Когда он заставил себя игнорировать постоянные взгляды гостей на грудь жены, он с удивлением обнаружил, что очень многого не знает о Ханне, и хотя они стали очень близки, все же не вели долгих неспешных бесед о жизни, верованиях, мечтах и надеждах. Он решил это исправить, потому что хотел знать все. Каждую мелочь.

Его поразило то обстоятельство, что мать Ханны умерла, рожая ее. Ханна сказала, что была крупным младенцем, и хотя ничего больше не добавила, он почувствовал давнюю, не зажившую рану. Она винила себя.

Ее сестра Сюзанна тоже потеряла мать, которая вышла замуж за Магнуса вскоре после рождения Ханны и смерти его первой жены. Бедняжка умерла, когда пыталась привести в этот мир Сюзанну. И хотя мать Ланы благополучно родила свою первую дочь, она умерла, рожая вторую. Ребенок быстро последовал за матерью на тот свет. Потеряв третью жену, Магнус больше не испытывал судьбу.

Александр бросил взгляд на Ханну. Хотя она продолжала болтать, не забывая при этом есть, он задался вопросом, боится ли она, что однажды забеременеет и роды ее убьют? При этой мысли он ощутил невероятную нежность к своей женщине. Роды – вещь опасная, но Ханна сильна и крепка. И вне всякого сомнения, примет любой вызов и справится с задачей.

Вторая мысль наполнила его ужасом. А вдруг он ее потеряет?
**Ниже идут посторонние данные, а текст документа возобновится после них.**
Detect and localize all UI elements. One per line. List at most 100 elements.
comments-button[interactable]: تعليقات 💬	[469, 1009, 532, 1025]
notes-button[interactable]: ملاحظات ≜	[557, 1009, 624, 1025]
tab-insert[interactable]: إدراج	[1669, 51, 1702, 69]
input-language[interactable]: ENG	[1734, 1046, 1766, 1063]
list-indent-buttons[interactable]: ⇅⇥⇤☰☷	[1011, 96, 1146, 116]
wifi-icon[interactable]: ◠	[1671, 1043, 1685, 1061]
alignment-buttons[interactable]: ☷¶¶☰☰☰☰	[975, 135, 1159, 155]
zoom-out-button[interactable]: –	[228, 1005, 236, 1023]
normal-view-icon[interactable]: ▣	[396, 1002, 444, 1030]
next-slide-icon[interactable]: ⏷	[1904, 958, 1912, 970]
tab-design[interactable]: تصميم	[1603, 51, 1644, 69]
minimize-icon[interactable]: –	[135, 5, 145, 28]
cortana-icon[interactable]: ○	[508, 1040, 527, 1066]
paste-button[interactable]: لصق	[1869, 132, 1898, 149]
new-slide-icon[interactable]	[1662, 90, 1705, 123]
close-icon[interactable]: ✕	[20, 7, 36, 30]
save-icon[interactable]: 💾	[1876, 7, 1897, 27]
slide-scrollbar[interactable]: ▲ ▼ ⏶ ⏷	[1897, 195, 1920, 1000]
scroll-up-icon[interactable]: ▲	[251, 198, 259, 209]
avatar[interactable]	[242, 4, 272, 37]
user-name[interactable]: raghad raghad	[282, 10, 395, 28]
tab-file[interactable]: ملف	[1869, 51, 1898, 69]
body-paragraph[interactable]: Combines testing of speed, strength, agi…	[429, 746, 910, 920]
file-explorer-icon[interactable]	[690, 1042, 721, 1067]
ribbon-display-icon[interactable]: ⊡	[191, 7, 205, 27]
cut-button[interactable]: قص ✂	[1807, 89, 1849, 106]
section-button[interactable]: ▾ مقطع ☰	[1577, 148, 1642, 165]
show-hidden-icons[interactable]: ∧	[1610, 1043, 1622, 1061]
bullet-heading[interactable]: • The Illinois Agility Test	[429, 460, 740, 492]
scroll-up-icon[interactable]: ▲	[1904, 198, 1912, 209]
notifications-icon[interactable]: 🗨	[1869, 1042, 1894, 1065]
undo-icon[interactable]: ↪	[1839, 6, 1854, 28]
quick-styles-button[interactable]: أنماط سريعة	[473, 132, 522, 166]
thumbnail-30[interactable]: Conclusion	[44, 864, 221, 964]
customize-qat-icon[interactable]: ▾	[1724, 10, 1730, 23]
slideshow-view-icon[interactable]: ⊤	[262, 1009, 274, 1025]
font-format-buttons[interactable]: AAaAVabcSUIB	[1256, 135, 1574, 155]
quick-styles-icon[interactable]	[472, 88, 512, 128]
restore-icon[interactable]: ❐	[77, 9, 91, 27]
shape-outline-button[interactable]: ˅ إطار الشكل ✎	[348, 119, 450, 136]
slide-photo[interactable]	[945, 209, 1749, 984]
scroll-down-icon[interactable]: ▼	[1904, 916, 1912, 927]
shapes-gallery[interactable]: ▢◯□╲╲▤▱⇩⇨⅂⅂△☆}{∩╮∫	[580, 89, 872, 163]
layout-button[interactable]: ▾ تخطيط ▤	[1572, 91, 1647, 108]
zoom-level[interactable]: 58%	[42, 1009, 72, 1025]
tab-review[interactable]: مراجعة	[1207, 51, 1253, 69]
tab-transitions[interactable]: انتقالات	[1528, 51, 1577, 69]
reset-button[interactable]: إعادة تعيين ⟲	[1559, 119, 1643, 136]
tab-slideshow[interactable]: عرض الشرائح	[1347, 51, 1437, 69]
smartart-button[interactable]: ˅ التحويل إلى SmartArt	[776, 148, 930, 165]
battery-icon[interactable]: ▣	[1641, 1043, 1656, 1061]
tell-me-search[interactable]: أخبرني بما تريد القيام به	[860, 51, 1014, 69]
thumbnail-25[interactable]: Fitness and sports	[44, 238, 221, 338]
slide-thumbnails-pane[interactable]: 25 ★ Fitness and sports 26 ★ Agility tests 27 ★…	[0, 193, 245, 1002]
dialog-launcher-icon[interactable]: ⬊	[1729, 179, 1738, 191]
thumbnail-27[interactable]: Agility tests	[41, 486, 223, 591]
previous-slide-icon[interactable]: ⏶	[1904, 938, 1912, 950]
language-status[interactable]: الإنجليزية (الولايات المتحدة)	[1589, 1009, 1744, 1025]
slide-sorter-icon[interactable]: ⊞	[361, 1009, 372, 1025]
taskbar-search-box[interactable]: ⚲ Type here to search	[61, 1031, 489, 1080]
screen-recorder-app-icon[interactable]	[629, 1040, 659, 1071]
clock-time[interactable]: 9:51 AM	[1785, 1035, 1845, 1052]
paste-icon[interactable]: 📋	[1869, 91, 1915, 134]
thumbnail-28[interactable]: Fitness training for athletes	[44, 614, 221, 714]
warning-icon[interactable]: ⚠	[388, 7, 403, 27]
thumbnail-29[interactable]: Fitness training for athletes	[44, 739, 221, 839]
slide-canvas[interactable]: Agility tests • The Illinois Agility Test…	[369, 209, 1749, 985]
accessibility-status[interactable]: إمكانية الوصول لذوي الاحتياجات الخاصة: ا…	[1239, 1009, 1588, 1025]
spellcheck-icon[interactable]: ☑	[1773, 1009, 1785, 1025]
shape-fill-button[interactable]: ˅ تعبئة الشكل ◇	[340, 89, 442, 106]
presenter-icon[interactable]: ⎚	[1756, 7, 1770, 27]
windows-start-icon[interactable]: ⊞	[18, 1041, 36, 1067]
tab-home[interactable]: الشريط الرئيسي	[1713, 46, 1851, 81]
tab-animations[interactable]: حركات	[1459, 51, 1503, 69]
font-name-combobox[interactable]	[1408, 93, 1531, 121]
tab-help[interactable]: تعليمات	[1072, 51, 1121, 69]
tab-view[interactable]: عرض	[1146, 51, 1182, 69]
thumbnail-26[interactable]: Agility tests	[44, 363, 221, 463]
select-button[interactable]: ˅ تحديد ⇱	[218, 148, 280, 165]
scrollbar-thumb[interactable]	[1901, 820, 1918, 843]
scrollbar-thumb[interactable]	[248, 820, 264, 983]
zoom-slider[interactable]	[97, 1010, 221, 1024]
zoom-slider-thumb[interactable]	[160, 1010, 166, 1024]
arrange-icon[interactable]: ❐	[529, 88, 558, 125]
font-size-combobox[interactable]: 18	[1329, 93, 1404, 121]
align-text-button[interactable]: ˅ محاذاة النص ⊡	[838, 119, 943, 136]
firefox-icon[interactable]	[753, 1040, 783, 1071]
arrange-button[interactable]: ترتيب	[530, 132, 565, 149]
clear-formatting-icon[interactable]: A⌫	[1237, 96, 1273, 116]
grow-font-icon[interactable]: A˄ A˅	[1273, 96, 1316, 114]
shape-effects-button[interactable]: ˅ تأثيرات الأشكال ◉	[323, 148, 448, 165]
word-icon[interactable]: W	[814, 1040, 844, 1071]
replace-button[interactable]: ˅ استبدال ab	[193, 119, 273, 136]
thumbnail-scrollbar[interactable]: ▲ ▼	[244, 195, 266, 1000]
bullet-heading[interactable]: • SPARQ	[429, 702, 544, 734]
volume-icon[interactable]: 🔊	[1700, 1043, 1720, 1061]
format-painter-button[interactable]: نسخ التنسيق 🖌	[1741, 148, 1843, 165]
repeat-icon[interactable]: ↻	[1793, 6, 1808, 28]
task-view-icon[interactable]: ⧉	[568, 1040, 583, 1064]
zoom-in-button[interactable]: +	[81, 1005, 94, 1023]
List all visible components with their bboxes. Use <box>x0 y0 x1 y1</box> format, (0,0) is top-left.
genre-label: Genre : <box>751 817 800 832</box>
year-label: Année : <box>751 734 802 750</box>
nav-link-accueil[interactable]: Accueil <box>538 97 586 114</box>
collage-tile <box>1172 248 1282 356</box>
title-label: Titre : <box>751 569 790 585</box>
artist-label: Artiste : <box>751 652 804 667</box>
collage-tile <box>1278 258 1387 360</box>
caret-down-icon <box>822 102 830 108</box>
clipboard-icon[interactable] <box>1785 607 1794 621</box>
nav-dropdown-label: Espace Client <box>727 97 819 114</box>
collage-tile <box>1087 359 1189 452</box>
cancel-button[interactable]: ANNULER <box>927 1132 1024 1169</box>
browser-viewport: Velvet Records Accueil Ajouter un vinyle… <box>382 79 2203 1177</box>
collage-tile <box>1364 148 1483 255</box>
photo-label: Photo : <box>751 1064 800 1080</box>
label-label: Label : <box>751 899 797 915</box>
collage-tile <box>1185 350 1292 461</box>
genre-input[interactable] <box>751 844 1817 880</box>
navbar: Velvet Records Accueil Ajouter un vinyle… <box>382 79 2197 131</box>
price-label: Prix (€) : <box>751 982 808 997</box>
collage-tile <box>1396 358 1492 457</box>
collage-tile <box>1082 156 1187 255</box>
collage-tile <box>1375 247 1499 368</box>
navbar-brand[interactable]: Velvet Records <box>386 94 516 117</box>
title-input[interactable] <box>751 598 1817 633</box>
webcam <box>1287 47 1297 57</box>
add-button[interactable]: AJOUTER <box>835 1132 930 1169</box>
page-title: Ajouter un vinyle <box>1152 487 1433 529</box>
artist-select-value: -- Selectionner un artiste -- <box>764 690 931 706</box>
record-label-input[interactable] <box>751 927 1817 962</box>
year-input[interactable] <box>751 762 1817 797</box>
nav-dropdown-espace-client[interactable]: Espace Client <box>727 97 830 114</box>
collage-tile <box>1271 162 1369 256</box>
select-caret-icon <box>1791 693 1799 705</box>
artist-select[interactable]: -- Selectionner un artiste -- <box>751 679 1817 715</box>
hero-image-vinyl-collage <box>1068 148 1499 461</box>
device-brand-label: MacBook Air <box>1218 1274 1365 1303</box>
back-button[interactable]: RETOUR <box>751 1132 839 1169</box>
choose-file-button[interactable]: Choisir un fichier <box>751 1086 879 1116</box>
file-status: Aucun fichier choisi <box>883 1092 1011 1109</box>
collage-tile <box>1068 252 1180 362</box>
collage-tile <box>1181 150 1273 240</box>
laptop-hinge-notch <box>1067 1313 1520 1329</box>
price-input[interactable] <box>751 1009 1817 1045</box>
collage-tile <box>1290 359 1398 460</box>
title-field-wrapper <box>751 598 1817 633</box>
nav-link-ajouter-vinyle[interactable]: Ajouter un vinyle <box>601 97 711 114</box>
Он мигом лишился аппетита. Еда во рту превратилась в безвкусную массу. В животе горело.

Как можно жить без нее, не важно останется он лэрдом или нет?! Не важно, куда приведет его это путешествие, она должна быть рядом. Он в ней нуждается. Он ее хочет!

– Даннет?

Должно быть, он издал какой-то звук, возможно, рычанье, которое так долго сдерживал.

Александр насторожился. Руки были снова сжаты в кулаки, но сейчас у него не было желания кого-то ударить. Все, что он хотел, – держать Ханну в объятиях. Всегда.

– Даннет! С тобой все в порядке?

Ее голос был бальзамом на израненную душу, сладостной лаской прохладного ветерка.

Нет смысла думать о завтрашних бедах, и сегодняшних вполне достаточно.

– Да, – пробормотал он. – Все хорошо.

И это правда. Все хорошо, пока рядом Ханна.

Она улыбнулась, и ее улыбка проникла в душу, высвободила что-то, что до сих пор держало его в напряжении.

– Приказать подать десерт?

Десерт? Александр глянул в пустую тарелку. Потому что не помнил, съел ли хоть кусочек того, что ставили на стол.

– Да, конечно.

Ханна сделала знак лакею, который тут же исчез на кухне.

– Вам понравится торт Мораг, ваша светлость, – пообещала она, погладив герцога по руке. – Он восхитителен.

Лана кивнула.

– Это традиционный свадебный торт Даннетов, но мы так его полюбили, что убедили Мораг снова его испечь.

– Для вас, – добавила Ханна.

И хотя ему не понравилась улыбка жены, адресованная герцогу, Александр понял, что она предназначена ему. Ханна исполнена решимости помочь ему достичь цели, и это смягчило его недовольство, даже когда герцог улыбнулся в ответ, и его взгляд снова остановился на ее грудях.